Introduction - Distribution - Identification - Life Cycle - Habitat - Song - Selected References
This cricket is the most commonly encountered field cricket in Florida. It is common in lawns, roadsides, and pastures. In most parts of the state, it is the only field cricket that trills rather than chirps.
Other Florida field and house crickets.
The southeastern field cricket occurs throughout southeastern United States.

The southeastern field cricket and the sand field cricket often occur together and are sometimes difficult to distinguish except by song. The easiest morphological means of telling the two apart is the color pattern on the forewings. For males, the number and spacing of the teeth in the stridulatory file is definitive.
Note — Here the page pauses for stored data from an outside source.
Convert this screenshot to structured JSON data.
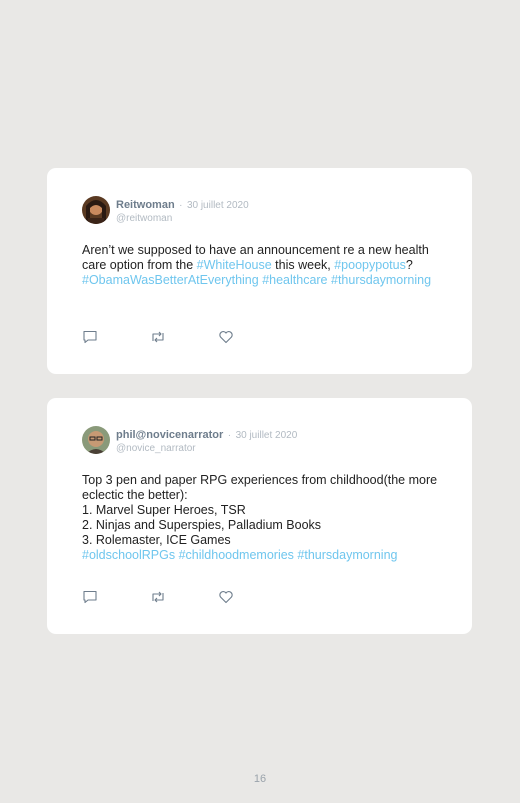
{
  "tweets": [
    {
      "author": "Reitwoman",
      "separator": "·",
      "date": "30 juillet 2020",
      "handle": "@reitwoman",
      "text_parts": [
        {
          "text": "Aren’t we supposed to have an announcement re a new health care option from the "
        },
        {
          "text": "#WhiteHouse",
          "tag": true
        },
        {
          "text": " this week, "
        },
        {
          "text": "#poopypotus",
          "tag": true
        },
        {
          "text": "? "
        },
        {
          "text": "#ObamaWasBetterAtEverything",
          "tag": true
        },
        {
          "text": " "
        },
        {
          "text": "#healthcare",
          "tag": true
        },
        {
          "text": " "
        },
        {
          "text": "#thursdaymorning",
          "tag": true
        }
      ]
    },
    {
      "author": "phil@novicenarrator",
      "separator": "·",
      "date": "30 juillet 2020",
      "handle": "@novice_narrator",
      "text_parts": [
        {
          "text": "Top 3 pen and paper RPG experiences from childhood(the more eclectic the better):\n1. Marvel Super Heroes, TSR\n2. Ninjas and Superspies, Palladium Books\n3. Rolemaster, ICE Games\n"
        },
        {
          "text": "#oldschoolRPGs",
          "tag": true
        },
        {
          "text": " "
        },
        {
          "text": "#childhoodmemories",
          "tag": true
        },
        {
          "text": " "
        },
        {
          "text": "#thursdaymorning",
          "tag": true
        }
      ]
    }
  ],
  "actions": [
    "reply-icon",
    "retweet-icon",
    "like-icon"
  ],
  "colors": {
    "hashtag": "#6fc6ee",
    "name": "#6e7d8c",
    "muted": "#b2bac2",
    "background": "#e9e8e6"
  },
  "page_number": "16"
}
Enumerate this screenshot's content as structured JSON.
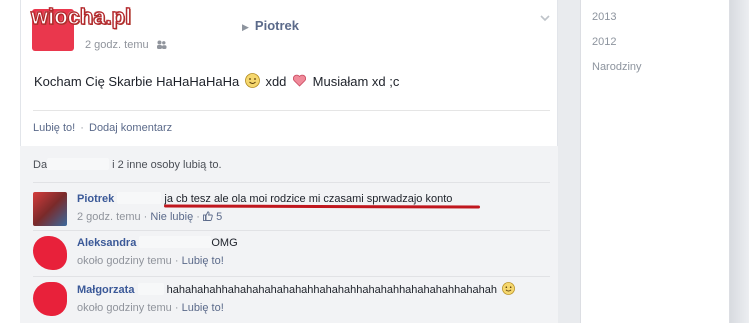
{
  "watermark": "wiocha.pl",
  "post": {
    "recipient": "Piotrek",
    "timestamp": "2 godz. temu",
    "text_part1": "Kocham Cię Skarbie HaHaHaHaHa",
    "text_part2": "xdd",
    "text_part3": "Musiałam xd ;c",
    "icons": {
      "privacy": "friends-icon",
      "arrow": "right-triangle-icon",
      "menu": "chevron-down-icon",
      "emoji1": "smiley-icon",
      "emoji2": "heart-icon"
    }
  },
  "actions": {
    "like": "Lubię to!",
    "separator": "·",
    "comment": "Dodaj komentarz"
  },
  "likes_summary": {
    "prefix": "Da",
    "suffix": "i 2 inne osoby lubią to."
  },
  "comments": [
    {
      "author": "Piotrek",
      "text": "ja cb tesz ale ola moi rodzice mi czasami sprwadzajo konto",
      "time": "2 godz. temu",
      "sep": "·",
      "action": "Nie lubię",
      "likes": "5"
    },
    {
      "author": "Aleksandra",
      "text": "OMG",
      "time": "około godziny temu",
      "sep": "·",
      "action": "Lubię to!"
    },
    {
      "author": "Małgorzata",
      "text": "hahahahahhahahahahahahahhahahahhahahahhahahahahhahahah",
      "time": "około godziny temu",
      "sep": "·",
      "action": "Lubię to!"
    }
  ],
  "timeline": {
    "items": [
      "2013",
      "2012",
      "Narodziny"
    ]
  },
  "colors": {
    "link": "#3b5998",
    "redaction": "#e8213a",
    "underline": "#c0171e",
    "ufi_bg": "#f2f3f5"
  }
}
In southern Florida, where southeastern and Jamaican field crickets co-occur, the color pattern of the head will separate the two.
In western Florida, where both southeastern and southwestern field crickets occur, the only sure means of telling the two apart is by the pulse rate (=wingstroke rate) during the male’s calling song. The southeastern field cricket has the slower song, with a pulse rate of less than 62 at 77°F. If the two are singing at the same time and place, a trained ear can identify the males that are trilling at the slower pulse rate as southeastern field crickets
Adults are most abundant in spring and fall, but adults and middle-sized to large juveniles can be found throughout the year. Small nymphs do not survive the winters in north Florida, and eggs laid in early December may remain dormant until the following spring. In states to the north of Florida, middle-sized to large juveniles are the overwintering stages and there are two discrete generations with adults occurring in spring and again in late summer.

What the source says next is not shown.